Henning Albrecht (born 1973) is a German historian.

== Life ==
From 2003 to 2006, Albrecht was a research assistant at Historisches Seminar of the University of Hamburg and was awarded his doctorate there in 2007 with his dissertation Antiliberalismus und Antisemitismus: Hermann Wagener und die preußischen Sozialkonservativen 1855–1873. He is a freelance scientific consultant for the magazine Geo and has published numerous books as a writer since 2008. In 2016, Albrecht published a comprehensive biography of the Hamburg 6, artist Horst Janssen, for which he did five years of research.

== Publications ==
- Antiliberalismus und Antisemitismus.

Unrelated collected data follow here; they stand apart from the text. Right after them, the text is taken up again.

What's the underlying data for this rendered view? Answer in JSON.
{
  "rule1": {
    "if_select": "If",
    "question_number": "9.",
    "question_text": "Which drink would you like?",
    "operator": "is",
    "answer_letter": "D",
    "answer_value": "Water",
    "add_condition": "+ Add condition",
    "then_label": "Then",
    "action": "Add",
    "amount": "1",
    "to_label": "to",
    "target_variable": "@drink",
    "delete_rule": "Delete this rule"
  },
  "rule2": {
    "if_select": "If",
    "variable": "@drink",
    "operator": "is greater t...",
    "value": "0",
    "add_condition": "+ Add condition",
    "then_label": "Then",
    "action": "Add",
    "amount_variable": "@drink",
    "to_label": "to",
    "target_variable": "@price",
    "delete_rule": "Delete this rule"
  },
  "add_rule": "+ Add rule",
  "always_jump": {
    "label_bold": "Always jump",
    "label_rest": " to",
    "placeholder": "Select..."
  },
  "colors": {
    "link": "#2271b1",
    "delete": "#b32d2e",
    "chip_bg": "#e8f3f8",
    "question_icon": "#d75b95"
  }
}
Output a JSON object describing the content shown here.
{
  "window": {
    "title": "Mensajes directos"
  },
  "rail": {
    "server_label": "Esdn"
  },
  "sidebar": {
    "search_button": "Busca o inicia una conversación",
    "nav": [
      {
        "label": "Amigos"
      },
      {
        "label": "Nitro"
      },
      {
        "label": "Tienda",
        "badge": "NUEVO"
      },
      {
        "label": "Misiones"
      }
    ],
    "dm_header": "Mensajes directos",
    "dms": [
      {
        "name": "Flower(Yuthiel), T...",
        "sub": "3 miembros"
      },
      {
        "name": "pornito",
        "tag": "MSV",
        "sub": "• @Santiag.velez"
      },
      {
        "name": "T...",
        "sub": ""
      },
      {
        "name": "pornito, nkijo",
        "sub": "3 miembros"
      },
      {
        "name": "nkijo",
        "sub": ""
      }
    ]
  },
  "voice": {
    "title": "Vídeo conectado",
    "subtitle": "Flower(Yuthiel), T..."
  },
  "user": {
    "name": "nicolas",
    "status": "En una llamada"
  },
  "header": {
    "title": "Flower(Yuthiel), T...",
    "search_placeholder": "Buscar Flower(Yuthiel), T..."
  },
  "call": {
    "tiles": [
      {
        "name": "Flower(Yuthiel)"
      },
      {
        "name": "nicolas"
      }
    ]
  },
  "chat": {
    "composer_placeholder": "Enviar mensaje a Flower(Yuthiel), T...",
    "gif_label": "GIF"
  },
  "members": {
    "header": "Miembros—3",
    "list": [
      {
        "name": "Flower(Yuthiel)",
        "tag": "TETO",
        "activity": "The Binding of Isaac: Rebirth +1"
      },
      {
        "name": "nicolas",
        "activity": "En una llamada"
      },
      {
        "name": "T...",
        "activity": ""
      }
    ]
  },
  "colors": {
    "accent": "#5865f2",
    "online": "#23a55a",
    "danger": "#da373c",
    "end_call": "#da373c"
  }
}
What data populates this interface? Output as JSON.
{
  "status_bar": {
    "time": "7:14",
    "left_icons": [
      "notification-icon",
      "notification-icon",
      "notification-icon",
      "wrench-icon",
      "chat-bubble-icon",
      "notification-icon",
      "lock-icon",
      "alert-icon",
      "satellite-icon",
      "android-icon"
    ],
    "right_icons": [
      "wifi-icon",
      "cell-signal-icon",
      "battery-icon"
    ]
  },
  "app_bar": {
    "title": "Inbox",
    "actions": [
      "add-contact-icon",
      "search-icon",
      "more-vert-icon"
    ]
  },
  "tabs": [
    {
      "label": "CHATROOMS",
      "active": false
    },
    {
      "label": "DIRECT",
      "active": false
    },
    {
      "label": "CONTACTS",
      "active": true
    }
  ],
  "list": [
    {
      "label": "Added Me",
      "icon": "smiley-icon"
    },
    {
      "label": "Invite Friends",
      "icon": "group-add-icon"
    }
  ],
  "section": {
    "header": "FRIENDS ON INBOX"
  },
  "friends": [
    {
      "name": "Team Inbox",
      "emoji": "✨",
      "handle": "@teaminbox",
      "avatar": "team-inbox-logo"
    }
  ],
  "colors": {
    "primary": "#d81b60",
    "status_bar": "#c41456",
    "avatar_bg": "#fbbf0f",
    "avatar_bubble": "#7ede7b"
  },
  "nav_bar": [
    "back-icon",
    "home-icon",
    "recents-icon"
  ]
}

Hermann Wagener und die preußischen Sozialkonservativen 1855–1873. Otto-von-Bismarck-Stiftung. Wissenschaftliche Reihe; Band 12. Paderborn: Schöningh, 2010, ISBN 978-3-506-76847-6 (Review).
- „Pragmatisches Handeln zu sittlichen Zwecken“. Helmut Schmidt und die Philosophie (Studien der Helmut und Loki Schmidt-Stiftung; vol. 4). Ed. Temmen, Bremen 2008, ISBN 978-3-86108-635-2.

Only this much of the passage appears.